When a doctor’s first assessment of him resulted in a diagnosis of mental illness, Logan says he was astounded.
“I’m thinking, ‘There’s nothing wrong with me. I’m an intelligent guy. I’m not crazy.’ She said, ‘No, you’re not crazy—you have a chemical imbalance.’ So, I said, ‘OK. … I’ll try this.’ ”
But like many who struggle to understand and then manage such illnesses, Logan’s trials did not immediately end with the proper diagnosis, medication and support. In fact, he would go back to drugs, refuse to take his psychiatric medication and end up getting shot in Oak Park over a stolen vehicle before things got better.
“That was really a wake-up call,” Logan says now.
Following the shooting, Logan transferred to the Harvest House—a Christian Men’s recovery home. He got clean and sober—for good this time, he says—and began to look seriously at the brain disorder that had so disrupted his life.
“It forced me to have structure and to get clean, and that allowed me to look at the bipolar disorder and begin to understand and manage my symptoms for the first time,” he says.
“I always thought I was the black sheep. My self-esteem was very low. But Dr. Montgomery said, ‘Jeorge, we see something in you that’s worth caring about. Whatever it takes—that’s what we’ll do for you,’ and [he] meant it,” says Jeorge.
Montgomery nods when his statement is relayed back to him. “That’s it, exactly,” he says. “This legislation is designed to fill in the gaps, to make the interventions before the client goes back to old behaviors, to the hospital, the streets or to jail.
“I’ve had the pleasure of watching Jeorge go from being an individual to having connectedness [with others]. Jeorge’s desire to achieve is amazing; he’s relentless in his ability to identify and keep track of his symptoms. He’s given himself permission to succeed,” says Montgomery.
And now Logan wants to give back.
“I believe God brought me through this to where I am now so I can relate to other people, so I’d like to [reach out] to others and say ‘Hey, I’ve been there. … Here’s what I did’ and show them how they can make this work.”
Logan has already started being something of an unofficial ambassador for the program, sharing the stage with Steinberg and others during the recent press conference announcing the program’s expansion.

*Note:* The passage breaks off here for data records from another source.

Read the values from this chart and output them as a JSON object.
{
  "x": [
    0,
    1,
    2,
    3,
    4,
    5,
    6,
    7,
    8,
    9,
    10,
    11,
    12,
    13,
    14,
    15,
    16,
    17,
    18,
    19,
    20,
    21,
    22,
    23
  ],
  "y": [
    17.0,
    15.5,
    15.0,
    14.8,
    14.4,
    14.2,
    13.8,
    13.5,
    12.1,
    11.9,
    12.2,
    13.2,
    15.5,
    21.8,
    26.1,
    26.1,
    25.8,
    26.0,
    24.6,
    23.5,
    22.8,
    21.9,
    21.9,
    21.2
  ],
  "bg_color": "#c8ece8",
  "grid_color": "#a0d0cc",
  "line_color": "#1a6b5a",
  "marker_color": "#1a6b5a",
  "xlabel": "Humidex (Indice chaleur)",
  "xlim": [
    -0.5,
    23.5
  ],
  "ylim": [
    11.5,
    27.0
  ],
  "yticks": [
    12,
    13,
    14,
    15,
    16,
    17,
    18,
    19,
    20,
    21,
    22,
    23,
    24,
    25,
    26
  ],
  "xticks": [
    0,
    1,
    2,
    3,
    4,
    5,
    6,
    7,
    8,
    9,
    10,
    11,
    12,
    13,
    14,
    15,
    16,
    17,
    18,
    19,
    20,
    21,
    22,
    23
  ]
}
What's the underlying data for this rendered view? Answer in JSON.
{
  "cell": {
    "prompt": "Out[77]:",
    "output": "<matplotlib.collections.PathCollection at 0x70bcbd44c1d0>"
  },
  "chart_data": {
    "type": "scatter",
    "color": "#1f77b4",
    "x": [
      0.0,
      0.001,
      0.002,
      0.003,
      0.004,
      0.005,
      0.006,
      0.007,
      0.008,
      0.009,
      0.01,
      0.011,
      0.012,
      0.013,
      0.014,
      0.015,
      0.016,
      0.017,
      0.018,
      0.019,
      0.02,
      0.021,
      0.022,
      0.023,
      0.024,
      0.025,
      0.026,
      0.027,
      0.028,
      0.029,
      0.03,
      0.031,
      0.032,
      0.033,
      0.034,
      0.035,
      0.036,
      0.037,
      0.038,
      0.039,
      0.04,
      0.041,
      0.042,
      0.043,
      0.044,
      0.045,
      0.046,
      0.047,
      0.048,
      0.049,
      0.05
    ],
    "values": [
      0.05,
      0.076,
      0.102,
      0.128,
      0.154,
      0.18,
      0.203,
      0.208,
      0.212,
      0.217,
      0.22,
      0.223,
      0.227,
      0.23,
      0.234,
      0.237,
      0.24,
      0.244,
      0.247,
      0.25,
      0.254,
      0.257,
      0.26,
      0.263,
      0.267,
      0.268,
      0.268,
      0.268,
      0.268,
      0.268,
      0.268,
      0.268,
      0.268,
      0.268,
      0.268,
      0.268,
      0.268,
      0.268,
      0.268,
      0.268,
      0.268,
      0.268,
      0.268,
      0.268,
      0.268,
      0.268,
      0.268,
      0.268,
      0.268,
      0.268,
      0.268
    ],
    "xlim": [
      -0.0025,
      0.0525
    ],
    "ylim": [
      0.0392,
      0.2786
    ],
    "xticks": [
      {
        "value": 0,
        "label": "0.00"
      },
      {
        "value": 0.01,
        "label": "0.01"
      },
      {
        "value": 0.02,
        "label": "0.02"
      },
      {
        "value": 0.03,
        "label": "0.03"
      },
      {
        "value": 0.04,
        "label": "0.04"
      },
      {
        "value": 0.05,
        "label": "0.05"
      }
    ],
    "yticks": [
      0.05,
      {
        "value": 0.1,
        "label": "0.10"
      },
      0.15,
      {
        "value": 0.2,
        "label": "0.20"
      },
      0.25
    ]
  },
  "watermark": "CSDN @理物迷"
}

Logan’s immediate goal, he says, is to re-enter the workforce and to get an apartment of his own, exiting the program so that someone else can come in.
“I’m going to the next step. For people who say, ‘Oh, it’s just another program,’ I think they need to take a look at people who came in, like me, who had everything they owned in their arms and now are ready to go back to the workforce and pay taxes to pay for programs like this.
“If it weren’t for this program, I’d probably be dead or in jail.”